Earlier this year the executive organized the Juneteenth Shop Black, a virtual experience that generated $1 million in sales for Black-owned businesses. Daniels’ Juneteenth online event took place on June 19 and featured more than 100 businesses from 22 cities in the U.S., as well as from Vancouver and St. Croix. There was such consumer demand that the site crashed temporarily when it first went live, she said. In total, 109,000 people shopped the site from 51 countries, said Daniels, who is based in Memphis.

The success of the Juneteenth online event and the data collection from that has allowed Daniels to share the potential impact of next month’s online event. “Obviously, this is the biggest shopping day already. That’s a bonus with people wanting to shop online.”

Daniels decided to keep the number of Black Business Friday participants at 200, twice the number that were featured in the Juneteenth online event. More than half of the participating businesses are fashion ones. Knowing that 70 percent of the shoppers at the last event were women, Daniels has created a women’s section to showcase fashion designers and jewelry and handbags.

Her experience includes creating Memphis Black Restaurant Week in 2016. Daniels said, “There was a time, when I really, really had to over-share and express that just because we’re highlighting Black restaurants doesn’t mean you have to be a Black person to eat there. Yes, this is a Black Business Friday, but we want everybody from all ethnicities, from all races to shop.”

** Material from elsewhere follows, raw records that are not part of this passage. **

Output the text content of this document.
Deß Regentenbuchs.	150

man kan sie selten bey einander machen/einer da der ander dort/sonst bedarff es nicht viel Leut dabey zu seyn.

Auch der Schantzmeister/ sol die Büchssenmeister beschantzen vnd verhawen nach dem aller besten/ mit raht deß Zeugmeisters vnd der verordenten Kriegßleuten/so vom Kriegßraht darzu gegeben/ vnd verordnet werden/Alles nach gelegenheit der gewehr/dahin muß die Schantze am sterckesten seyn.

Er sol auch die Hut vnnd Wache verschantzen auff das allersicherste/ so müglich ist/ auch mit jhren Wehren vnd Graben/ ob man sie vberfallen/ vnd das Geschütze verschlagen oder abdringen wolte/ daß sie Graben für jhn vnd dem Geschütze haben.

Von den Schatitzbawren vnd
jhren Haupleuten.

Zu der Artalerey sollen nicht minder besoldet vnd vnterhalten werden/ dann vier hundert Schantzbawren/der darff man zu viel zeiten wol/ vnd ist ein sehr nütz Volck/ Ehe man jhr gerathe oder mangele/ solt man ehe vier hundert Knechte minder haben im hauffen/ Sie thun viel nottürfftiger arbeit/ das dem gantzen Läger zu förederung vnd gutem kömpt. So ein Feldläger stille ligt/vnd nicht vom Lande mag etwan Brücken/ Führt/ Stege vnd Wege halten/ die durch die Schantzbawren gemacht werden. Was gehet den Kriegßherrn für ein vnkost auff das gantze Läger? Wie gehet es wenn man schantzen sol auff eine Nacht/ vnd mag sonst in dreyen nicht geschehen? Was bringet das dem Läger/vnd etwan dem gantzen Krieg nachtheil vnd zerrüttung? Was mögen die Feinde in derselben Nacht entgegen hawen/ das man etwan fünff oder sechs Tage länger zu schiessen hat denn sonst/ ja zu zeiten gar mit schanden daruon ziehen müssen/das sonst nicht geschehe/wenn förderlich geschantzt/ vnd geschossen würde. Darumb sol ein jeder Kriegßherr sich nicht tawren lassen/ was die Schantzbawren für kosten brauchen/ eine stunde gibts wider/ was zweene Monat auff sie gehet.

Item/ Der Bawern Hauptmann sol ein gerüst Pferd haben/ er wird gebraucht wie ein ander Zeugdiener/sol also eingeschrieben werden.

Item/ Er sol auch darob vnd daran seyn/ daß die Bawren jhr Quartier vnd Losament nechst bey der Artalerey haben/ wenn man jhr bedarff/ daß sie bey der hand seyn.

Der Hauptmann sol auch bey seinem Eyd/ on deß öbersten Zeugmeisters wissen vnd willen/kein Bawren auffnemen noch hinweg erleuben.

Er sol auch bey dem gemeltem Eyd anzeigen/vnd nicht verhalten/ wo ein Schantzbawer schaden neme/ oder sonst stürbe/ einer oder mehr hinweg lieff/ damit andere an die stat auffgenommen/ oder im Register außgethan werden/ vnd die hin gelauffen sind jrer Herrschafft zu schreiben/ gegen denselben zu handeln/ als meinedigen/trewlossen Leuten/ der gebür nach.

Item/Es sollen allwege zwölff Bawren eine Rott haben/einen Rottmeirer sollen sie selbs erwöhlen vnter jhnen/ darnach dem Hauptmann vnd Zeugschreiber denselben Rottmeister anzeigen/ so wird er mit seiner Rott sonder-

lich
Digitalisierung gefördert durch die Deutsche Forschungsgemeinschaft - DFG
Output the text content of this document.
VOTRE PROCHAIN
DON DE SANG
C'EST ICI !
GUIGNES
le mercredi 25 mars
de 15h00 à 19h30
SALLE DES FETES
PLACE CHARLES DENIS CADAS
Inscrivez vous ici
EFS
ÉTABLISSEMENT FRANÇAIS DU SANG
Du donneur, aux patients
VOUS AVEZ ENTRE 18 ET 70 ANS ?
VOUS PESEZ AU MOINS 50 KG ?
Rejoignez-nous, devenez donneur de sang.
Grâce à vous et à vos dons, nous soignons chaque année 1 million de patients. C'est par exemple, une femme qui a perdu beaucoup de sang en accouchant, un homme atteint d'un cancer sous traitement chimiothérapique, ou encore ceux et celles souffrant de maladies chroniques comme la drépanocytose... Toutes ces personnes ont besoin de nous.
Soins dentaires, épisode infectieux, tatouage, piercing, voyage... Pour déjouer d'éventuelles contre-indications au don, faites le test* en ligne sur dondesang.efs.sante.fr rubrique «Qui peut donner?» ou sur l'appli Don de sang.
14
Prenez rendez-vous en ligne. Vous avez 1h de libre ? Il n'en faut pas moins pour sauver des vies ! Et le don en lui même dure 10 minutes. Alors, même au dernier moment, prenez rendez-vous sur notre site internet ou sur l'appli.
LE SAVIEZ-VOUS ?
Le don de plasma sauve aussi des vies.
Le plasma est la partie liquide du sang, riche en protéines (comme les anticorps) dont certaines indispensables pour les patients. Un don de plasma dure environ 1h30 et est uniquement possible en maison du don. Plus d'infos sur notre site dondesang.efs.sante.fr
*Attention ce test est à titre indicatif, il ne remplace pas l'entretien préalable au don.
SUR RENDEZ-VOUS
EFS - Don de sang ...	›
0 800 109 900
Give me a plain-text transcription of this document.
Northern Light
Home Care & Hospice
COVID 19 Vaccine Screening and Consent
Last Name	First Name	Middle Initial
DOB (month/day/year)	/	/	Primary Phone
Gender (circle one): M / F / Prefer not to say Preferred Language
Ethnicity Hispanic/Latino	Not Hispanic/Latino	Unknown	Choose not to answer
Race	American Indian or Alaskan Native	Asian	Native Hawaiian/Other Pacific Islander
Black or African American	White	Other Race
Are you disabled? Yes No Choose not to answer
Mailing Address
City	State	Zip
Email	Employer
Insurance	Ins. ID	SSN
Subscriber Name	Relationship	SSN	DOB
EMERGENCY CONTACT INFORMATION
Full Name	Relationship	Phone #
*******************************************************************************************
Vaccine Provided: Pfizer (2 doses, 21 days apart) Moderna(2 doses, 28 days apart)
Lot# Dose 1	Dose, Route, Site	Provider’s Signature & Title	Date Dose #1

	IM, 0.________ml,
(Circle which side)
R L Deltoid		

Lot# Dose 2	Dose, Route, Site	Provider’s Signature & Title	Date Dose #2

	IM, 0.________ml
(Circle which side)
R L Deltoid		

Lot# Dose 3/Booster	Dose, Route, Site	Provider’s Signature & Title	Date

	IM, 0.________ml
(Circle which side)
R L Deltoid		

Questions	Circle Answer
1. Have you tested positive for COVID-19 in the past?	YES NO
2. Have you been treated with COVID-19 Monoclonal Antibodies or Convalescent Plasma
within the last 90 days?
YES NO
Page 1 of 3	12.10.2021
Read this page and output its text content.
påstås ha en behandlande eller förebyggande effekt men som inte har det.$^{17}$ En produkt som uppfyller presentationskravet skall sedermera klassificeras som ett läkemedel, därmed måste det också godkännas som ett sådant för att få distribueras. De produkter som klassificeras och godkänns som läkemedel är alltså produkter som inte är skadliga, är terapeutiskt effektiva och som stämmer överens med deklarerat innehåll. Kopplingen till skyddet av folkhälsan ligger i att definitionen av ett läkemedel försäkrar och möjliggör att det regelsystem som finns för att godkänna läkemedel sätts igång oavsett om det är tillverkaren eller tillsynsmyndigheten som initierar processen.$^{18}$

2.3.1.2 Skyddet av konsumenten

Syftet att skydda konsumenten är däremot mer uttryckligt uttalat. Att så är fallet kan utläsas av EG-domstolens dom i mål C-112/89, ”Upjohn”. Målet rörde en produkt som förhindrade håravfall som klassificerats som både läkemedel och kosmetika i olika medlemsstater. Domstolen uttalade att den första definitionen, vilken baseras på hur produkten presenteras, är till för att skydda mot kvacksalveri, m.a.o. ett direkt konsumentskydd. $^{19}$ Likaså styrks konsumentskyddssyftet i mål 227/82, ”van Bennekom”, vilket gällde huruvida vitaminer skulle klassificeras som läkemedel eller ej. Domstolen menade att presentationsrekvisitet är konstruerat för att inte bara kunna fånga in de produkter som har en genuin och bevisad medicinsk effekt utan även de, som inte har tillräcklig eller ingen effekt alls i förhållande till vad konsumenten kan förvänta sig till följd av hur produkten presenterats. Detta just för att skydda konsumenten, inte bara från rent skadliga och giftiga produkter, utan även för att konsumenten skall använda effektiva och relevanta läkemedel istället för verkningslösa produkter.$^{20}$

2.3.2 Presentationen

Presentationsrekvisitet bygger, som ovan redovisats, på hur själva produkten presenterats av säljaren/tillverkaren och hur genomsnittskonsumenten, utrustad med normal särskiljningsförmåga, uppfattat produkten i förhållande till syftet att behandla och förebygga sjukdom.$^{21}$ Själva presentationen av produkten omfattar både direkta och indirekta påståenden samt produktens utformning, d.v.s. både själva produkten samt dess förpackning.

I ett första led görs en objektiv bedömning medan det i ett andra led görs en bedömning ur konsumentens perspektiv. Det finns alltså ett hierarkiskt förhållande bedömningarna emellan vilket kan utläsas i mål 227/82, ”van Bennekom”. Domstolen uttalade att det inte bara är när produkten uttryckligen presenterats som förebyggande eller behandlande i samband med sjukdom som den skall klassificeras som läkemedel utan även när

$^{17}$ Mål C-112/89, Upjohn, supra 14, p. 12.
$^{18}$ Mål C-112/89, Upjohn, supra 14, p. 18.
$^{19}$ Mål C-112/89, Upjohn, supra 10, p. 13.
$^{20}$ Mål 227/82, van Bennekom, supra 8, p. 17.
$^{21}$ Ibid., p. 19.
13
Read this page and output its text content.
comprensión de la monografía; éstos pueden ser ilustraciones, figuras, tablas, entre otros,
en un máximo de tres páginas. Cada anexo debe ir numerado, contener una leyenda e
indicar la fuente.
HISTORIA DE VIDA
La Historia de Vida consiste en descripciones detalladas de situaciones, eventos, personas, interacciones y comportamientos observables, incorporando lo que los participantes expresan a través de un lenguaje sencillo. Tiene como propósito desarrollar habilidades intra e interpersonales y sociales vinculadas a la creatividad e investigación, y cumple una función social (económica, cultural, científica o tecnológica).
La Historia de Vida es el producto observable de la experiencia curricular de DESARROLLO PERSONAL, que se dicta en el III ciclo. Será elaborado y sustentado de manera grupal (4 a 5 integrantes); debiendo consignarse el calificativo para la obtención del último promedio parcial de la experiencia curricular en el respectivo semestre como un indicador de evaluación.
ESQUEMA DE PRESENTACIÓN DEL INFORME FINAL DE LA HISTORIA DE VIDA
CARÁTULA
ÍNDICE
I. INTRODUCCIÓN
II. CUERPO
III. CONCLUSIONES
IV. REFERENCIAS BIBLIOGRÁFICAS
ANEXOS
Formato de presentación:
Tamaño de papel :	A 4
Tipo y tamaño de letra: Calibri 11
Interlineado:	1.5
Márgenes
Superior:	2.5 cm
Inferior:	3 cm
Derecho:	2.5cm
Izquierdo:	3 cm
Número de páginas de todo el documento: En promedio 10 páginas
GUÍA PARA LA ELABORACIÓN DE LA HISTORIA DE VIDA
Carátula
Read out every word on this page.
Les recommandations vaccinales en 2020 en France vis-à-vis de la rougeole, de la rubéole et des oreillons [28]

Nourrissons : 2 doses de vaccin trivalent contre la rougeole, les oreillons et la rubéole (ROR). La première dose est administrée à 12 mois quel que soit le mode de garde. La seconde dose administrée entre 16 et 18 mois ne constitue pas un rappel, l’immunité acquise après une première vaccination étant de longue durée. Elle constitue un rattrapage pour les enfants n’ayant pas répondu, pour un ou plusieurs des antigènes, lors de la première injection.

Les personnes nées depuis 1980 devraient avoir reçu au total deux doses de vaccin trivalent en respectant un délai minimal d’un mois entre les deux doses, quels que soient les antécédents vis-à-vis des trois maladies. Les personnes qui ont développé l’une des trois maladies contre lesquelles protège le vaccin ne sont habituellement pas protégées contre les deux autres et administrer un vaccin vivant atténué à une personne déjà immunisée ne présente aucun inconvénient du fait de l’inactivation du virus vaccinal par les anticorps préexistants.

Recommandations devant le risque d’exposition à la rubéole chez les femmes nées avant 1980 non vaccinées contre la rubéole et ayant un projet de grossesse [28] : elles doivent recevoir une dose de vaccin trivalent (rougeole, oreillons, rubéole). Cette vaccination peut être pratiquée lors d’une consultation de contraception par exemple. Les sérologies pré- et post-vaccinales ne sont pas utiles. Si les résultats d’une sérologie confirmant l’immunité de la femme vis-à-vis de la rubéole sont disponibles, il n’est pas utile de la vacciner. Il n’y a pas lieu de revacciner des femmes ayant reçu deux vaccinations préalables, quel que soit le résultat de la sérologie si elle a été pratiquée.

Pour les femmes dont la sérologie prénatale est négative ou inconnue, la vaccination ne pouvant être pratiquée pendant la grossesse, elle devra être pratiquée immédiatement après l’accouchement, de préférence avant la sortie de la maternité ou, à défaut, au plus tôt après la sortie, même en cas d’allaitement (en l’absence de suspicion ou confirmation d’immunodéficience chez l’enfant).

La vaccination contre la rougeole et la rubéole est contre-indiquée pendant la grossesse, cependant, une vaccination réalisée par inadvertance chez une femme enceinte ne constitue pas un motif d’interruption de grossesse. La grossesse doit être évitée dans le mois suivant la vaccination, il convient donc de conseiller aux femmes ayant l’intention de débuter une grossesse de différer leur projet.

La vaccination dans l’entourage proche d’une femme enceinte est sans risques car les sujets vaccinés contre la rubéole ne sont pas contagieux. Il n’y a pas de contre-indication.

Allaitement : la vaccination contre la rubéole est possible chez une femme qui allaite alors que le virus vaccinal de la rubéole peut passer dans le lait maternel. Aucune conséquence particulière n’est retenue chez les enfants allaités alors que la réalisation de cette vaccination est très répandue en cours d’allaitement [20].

She also started the Soulful Food Truck Festival to help Black-owned food trucks that she had had to turn away from the restaurant week roster, since they technically are not restaurants. The annual festival wraps up Memphis Black Restaurant Week. It is designed to boost their sales on a Sunday, when the majority of restaurants in Memphis are closed. Music was added as another element, “because who doesn’t want to hear live music with their families on a Sunday?” Daniels said. More than 6,000 people attended this year’s event, which was held in March right before the lockdown.

From Dec. 11 to 14, Daniels will hold the third annual Black Christmas Expo, an online shopping event that will feature 100 businesses.

Hopeful that the interest among consumers and investors in Black-owned businesses will last, she said, “With the world having almost come to a standstill, more people are aware that Black businesses are at a disadvantage when it comes to venture capitalists, investors, being able to get loans from banks and anything along those lines. More people want to change that from a financial perspective.”

She continued, “And shoppers now recognize that local business owners are hurting more than anything, during this pandemic. And minority-owned businesses are struggling more than everyone else. This has hit the reset button with a lot of people to be more careful about how they spend their money locally with minority businesses.”